One cannot stress it strongly enough that modern technologies are merely the means by which many of these fallen, machine-like desires are expressed and satisfied. They are the lesser enemy. A smartphone coupled with social media apps can temporarily satisfy our desires for instant gratification and is designed to exacerbate them (which is why we find them so insidious), but it cannot manufacture these desires within us in the first place. Intrusive surveillance technologies provide immense power for control to nefarious state actors, but without the desire to use and manipulate the data, the data remain just numbers or pixels. One-click ordering may frictionlessly satisfy our consumeristic wants, but the one who is content with what they have isn’t going to press the button.

You see, the desire must come first. Without it, modern technologies are powerless — and may never have been made in the first place. The AI model will not be written, the data centre will not be built, and the bulldozer will sit stationary in front of the forest without the fuel that desire provides. Thus, if we neglect fighting our fighting our fallen desires we will fail to tackle the problem at its source. Our fallen desires will keep on destroying and degrading what is good in this world with or without technology’s help; lest we forget they were able to do so for millennia before the digital and industrial revolutions ever arrived on the scene.
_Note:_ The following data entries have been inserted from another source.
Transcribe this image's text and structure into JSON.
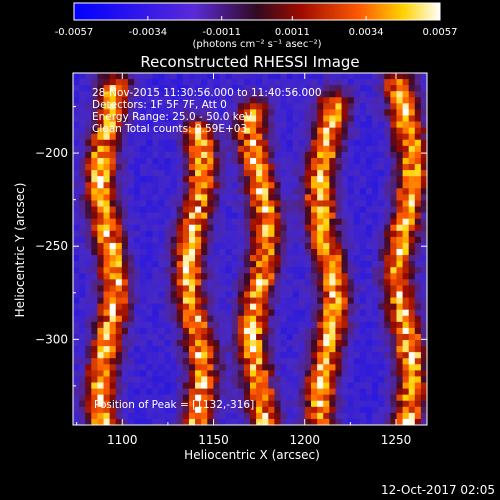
{
  "colorbar": {
    "tick_labels": [
      "-0.0057",
      "-0.0034",
      "-0.0011",
      "0.0011",
      "0.0034",
      "0.0057"
    ],
    "tick_values": [
      -0.0057,
      -0.0034,
      -0.0011,
      0.0011,
      0.0034,
      0.0057
    ],
    "range": [
      -0.0057,
      0.0057
    ],
    "units_label": "(photons cm⁻² s⁻¹ asec⁻²)"
  },
  "chart_data": {
    "type": "heatmap",
    "title": "Reconstructed RHESSI Image",
    "xlabel": "Heliocentric X (arcsec)",
    "ylabel": "Heliocentric Y (arcsec)",
    "xlim": [
      1073,
      1267
    ],
    "ylim": [
      -346,
      -157
    ],
    "x_ticks": [
      1100,
      1150,
      1200,
      1250
    ],
    "y_ticks": [
      -300,
      -250,
      -200
    ],
    "x_tick_labels": [
      "1100",
      "1150",
      "1200",
      "1250"
    ],
    "y_tick_labels": [
      "−300",
      "−250",
      "−200"
    ],
    "value_range": [
      -0.0057,
      0.0057
    ],
    "colormap": "blue-purple-red-yellow-white",
    "peak": [
      1132,
      -316
    ],
    "annotations": [
      "28-Nov-2015 11:30:56.000 to 11:40:56.000",
      "Detectors: 1F 5F 7F, Att 0",
      "Energy Range: 25.0 - 50.0 keV",
      "Clean    Total counts: 9.59E+03"
    ],
    "peak_label": "Position of Peak = [1132,-316]",
    "bright_ridges": [
      {
        "x_center": 1092,
        "y_span": [
          -346,
          -165
        ]
      },
      {
        "x_center": 1140,
        "y_span": [
          -346,
          -190
        ]
      },
      {
        "x_center": 1175,
        "y_span": [
          -346,
          -180
        ]
      },
      {
        "x_center": 1212,
        "y_span": [
          -346,
          -175
        ]
      },
      {
        "x_center": 1255,
        "y_span": [
          -346,
          -165
        ]
      }
    ]
  },
  "footer": {
    "timestamp": "12-Oct-2017 02:05"
  },
  "colors": {
    "background": "#000000",
    "foreground": "#ffffff"
  }
}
At this stage, some may raise the emergent issue of autonomous technologies. Don’t they by-pass human desire and thus represent a novel threat which requires a new front to be opened up in our battle against the Machine? It is true that these technologies — especially autonomous and self-replicating AI — present an extreme danger enough to cause sleepless nights for ministers and security officials the world over and I do believe they need to be nipped in the bud before they can cause carnage. But still, the desire to create these supposedly autonomous technologies must have come first; so too the desire to unleash them once they have been made. So, again, rather than just fighting autonomous technologies, it is the desires that are behind them that we need to wage war against the most vigorously. Remember, generative and self-replicating AI did not create itself. We did that. There truly is nothing new under the sun.


If there is one thing you take away from this essay, then let it be this: if we only fight technology (and, for that matter, technics) without fighting our own fallen desires and without striving for reformation in the morals and virtues of our societies, then we are just playing an endless game of whack-a-mole. We will defeat or legislate against one technology whilst failing to notice the roll out of ten far worse technologies developed under our nose by those developers whose desires for control, greed, and addiction remain unabated and who are serving customers who still crave what these technologies can do. What is more, even if we do defeat the technologists and their technologies, we will find these Machine vices — addiction, greed, violence, selfishness, tyrannical control — are very good at destroying communities and destroying creation without technology’s help. When human desire sets its heart upon vice, it always finds a way to satisfy it.